Alle Beiträge von Thomas Kilpper

atb #80 | Killing Me Softly / Passive Bewaffung

Claudia Reinhardt & Cornelia Herfurtner

Ausstellung: 5. September bis 4. Oktober 2020

Aufgrund der aktuellen Situation findet keine Eröffnung statt. Wir laden ein, die Ausstellung in Anwesenheit der Künstlerinnen zu besuchen:
4. September von 18 – 22 Uhr und 12., 19., 26. September und 3. Oktober, jeweils von 15 – 18 Uhr.

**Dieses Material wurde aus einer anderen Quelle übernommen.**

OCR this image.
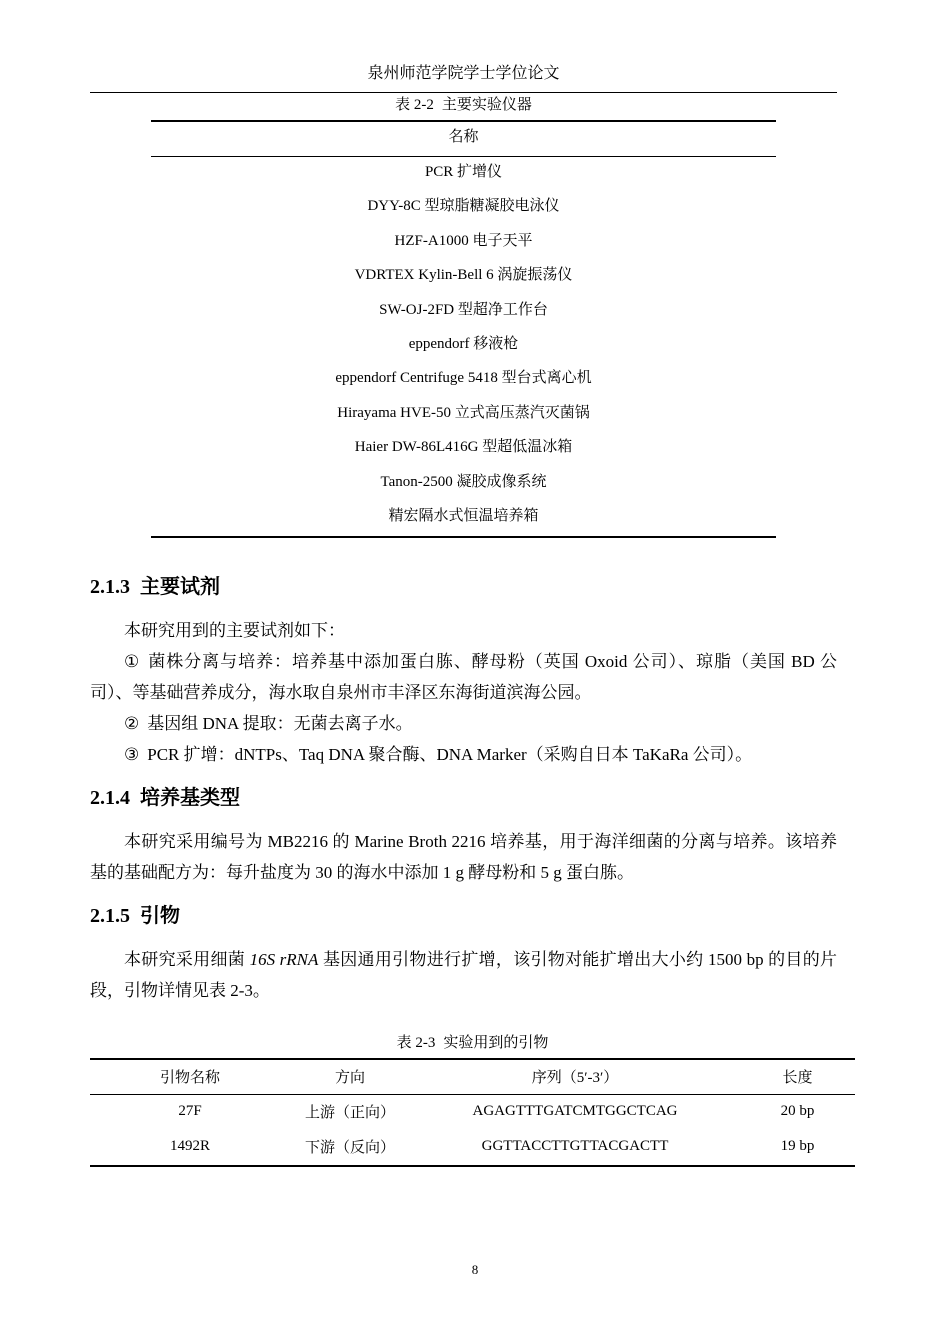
泉州师范学院学士学位论文
表 2-2 主要实验仪器
名称
PCR 扩增仪
DYY-8C 型琼脂糖凝胶电泳仪
HZF-A1000 电子天平
VDRTEX Kylin-Bell 6 涡旋振荡仪
SW-OJ-2FD 型超净工作台
eppendorf 移液枪
eppendorf Centrifuge 5418 型台式离心机
Hirayama HVE-50 立式高压蒸汽灭菌锅
Haier DW-86L416G 型超低温冰箱
Tanon-2500 凝胶成像系统
精宏隔水式恒温培养箱
2.1.3 主要试剂

本研究用到的主要试剂如下：

① 菌株分离与培养：培养基中添加蛋白胨、酵母粉（英国 Oxoid 公司）、琼脂（美国 BD 公司）、等基础营养成分，海水取自泉州市丰泽区东海街道滨海公园。

② 基因组 DNA 提取：无菌去离子水。

③ PCR 扩增：dNTPs、Taq DNA 聚合酶、DNA Marker（采购自日本 TaKaRa 公司）。

2.1.4 培养基类型

本研究采用编号为 MB2216 的 Marine Broth 2216 培养基，用于海洋细菌的分离与培养。该培养基的基础配方为：每升盐度为 30 的海水中添加 1 g 酵母粉和 5 g 蛋白胨。

2.1.5 引物

本研究采用细菌 16S rRNA 基因通用引物进行扩增，该引物对能扩增出大小约 1500 bp 的目的片段，引物详情见表 2-3。

表 2-3 实验用到的引物
引物名称	方向	序列（5′-3′）	长度
27F	上游（正向）	AGAGTTTGATCMTGGCTCAG	20 bp
1492R	下游（反向）	GGTTACCTTGTTACGACTT	19 bp
8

Sonntag 4. Oktober Finissage 15-20 Uhr, 3D-Filmvorführung um 18 Uhr von Flipping the Stationary Car, 2018 von Cornelia Herfurtner, David Iselin-Ricketts, John Allan MacLean (45min). Anmeldung erforderlich unter after-the-butcher bis spätestens Sonntag 4. Oktober 11 Uhr vormittags. Bitte Behelfsmaske mitbringen und Abstandsregeln beachten.

Passive Bewaffnung

Rein rechtlich begehen wir derzeit bei jeder organisierten Menschenansammlung eine gesetzliche Straftat. Dank Covid-19 ist ganz Deutschland passiv bewaffnet, trägt Masken und Plastikschutzschirme vor dem Gesicht, ja hat sogar die Pflicht sich zu vermummen. Was ist passiert?
Nach den 68er Protesten beginnen sich die Menschen in den 1970er Jahren der BRD auf Großdemonstrationen verstärkt zu vermummen, zum Schutze ihres eigenen Persönlichkeitsrechts, denn wer auf die Straße geht und erkannt wird, dem droht die Entlassung in Betrieben oder auch vom Schuldienst. Durch das 1977 eingeführte Antiterrorgesetz gilt: Wer vermummt auf eine Demo geht, rechnet mit Gewalt, provoziert sie. Die „passive Bewaffnung“ ist geboren, Vermummung verboten. Nach Brokdorf und den großen Anti-Atomkraftbewegungen verschärfen sich die Gesetze noch einmal. Passiv bewaffnet ist nun jede*r, die/der sich mit jeglicher Schutzbekleidung oder Objekten ausstattet, die vermuten lassen, dass mit Polizeigewalt gerechnet wird. Selbst wenn das Gegenüber spätestens seit Gründung der GSG 9 Einheit aussieht, als ziehe es bei jeder 1. Mai Demonstration – oder beim G20 Gipfel – in den Krieg gegen die eigenen Bürger*innen.
Und so gilt: Keine Fahrradhelme, keine Taucherbrille, keine verstärkten Handschuhe, bitte kein Zahnschutz und am besten auch sämtliche Schlüssel zu Hause lassen, solltet ihr vorhaben, auf eine Demo zu gehen!
Nun ist das mit dem aktiven Selbstschutz vor dem potentiellen Angriff gerade etwas heikel: Wer vermummt sich jetzt für wen oder gegen was und wer oder was ist denn nun eigentlich „der Feind“? Cornelia Herfurtners gemeißelte Reliefs sind Stilleben einer BRD-Geschichte um Aufstand und repressive Staatsgewalt, deren Fortsetzung mit Sicherheit folgt.

Killing Me Softly

Nirgendwo sein, nirgendwo bleiben. Tauchen, ruhen, sich ohne Aufwand von Kraft bewegen – und eines Tages sich besinnen, wieder auftauchen, durch eine Lichtung gehen […]. Mit dem Anfang beginnen.“ (I. Bachmann, Undine geht)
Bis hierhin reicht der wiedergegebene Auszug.